CONCERTO: Chano Dominguez & Hamilton de Holanda
Auditório de Espinho | Academia
16 Out 2020 | sex | 21:30
Ponham-se, desde já, os pratos limpos em cima da mesa: Chano Dominguez e Hamilton de Holanda ofereceram na noite da passada sexta feira, no Auditório de Espinho, um dos mais intensos e emotivos concertos a que tive a oportunidade de assistir no que levamos deste ano tão atípico. E digo isto por duas razões, a primeira das quais tem a ver com o virtuosismo dos dois executantes – curiosamente, o concerto teve lugar no próprio dia em que Chano Dominguez foi distinguido pelo Ministério da Cultura e Desportos de Espanha com o Prémio Nacional de Músicas Actuais 2020, reconhecendo “o seu estilo muito pessoal” e “o seu largo trajecto de quatro décadas dedicadas à música como compositor, intérprete e arranjador”, o que faz dele “um dos maiores representantes do jazz-flamenco” da actualidade. E, depois, pela perfeita simbiose entre ambos, pela alegria da partilha da sua música com o público, pelo seu talento e energia, pelo amor às artes e à vida feito sons e temas, coração e emoção.
O concerto arrancou com um ritmado “Chumbulum”, para logo se ver interrompido devido a um problema com o som de palco. Enquanto se esperava pelo “fio de beque”, como diria o Rui Veloso (ou seria o Carlos Tê?), viveram-se cinco preciosos minutos com Hamilton de Holanda a trazer ao palco um doce e delicado Carlos Paredes, a recordar-nos o quanto o bandolim deve a sua progenitura à guitarra portuguesa. Ligações restabelecidas, o som de novo ligado, prosseguiu o concerto com Mr. C. I., um tema composto por Chano Dominguez para o “gipsy king” do flamenco, Camarón de la Isla, e ainda dois dos vinte e quatro caprichos que Hamilton de Holanda reuniu num disco raro, a beleza a vir ao encontro do público através da melodia, o bandolim de 10 cordas a apontar caminhos para o repertório clássico da música brasileira.

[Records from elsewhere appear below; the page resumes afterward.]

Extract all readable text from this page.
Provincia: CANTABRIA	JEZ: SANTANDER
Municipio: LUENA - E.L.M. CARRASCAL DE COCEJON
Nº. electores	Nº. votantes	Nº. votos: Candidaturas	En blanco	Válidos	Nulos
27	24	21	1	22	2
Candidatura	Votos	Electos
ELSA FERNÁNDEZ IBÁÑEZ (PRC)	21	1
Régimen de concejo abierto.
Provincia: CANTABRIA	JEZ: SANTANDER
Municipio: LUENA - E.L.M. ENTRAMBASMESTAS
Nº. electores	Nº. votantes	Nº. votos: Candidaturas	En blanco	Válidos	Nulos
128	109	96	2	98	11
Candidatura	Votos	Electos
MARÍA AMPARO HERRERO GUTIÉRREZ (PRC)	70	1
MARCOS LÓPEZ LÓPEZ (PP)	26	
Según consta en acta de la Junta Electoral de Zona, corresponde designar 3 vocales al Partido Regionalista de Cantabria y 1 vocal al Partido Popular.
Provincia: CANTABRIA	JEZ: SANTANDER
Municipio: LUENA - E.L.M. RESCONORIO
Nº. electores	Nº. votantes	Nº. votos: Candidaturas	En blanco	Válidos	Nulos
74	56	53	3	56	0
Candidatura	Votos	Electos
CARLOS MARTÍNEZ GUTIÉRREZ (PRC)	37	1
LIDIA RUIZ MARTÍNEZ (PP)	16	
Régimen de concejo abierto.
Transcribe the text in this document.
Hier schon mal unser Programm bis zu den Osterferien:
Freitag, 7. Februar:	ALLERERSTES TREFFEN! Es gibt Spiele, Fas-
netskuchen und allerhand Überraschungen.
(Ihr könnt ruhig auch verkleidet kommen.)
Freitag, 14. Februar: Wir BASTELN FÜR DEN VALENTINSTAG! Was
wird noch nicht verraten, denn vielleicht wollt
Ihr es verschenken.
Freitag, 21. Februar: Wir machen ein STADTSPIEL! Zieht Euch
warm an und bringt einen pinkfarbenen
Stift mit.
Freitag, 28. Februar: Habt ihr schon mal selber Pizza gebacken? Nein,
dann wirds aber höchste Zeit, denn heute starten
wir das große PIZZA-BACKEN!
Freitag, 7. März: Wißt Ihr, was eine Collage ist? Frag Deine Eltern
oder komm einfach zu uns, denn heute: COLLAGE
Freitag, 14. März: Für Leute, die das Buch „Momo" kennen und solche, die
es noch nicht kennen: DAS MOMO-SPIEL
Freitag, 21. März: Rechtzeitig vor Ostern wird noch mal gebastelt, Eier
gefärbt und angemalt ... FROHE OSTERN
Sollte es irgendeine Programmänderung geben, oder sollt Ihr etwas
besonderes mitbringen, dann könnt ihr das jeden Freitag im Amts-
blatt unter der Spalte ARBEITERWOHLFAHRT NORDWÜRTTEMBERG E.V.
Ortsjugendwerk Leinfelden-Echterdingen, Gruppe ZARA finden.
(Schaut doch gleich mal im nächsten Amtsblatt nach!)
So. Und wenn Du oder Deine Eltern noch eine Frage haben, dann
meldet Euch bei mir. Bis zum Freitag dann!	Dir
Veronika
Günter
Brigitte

“Parachic” e “A Mi Padre”, duas composições de Chano Dominguez, foram mais dois momentos de grande intensidade num concerto que contemplaria ainda, no seu alinhamento primordial, “Em Nome da Esperança”, um dos temas que Hamilton de Holanda vem compondo diariamente desde o passado dia 1 de Janeiro, e ainda “Zyryab”, Paco de Lucia no seu melhor graças ao piano de Chano Dominguez e ao bandolinista brasileiro. O encore traria essa enorme surpresa de escutarmos Hamilton de Holanda “chorar” o imortal “Carinhoso”, um tema centenário de Pixinguinha que os mais novos reconhecerão nas vozes de Marisa Monte ou Paulinho da Viola. O fado subiu ao palco num derradeiro momento, fechando um ciclo musical que cingiu, com calor e brandura, as duas margens do lago Atlântico, da Ibéria à vasta América do Sul. Homenageando Amália, “Canção do Mar” foi um momento único de beleza e emoção, a provar o quanto a música nos une e estreita.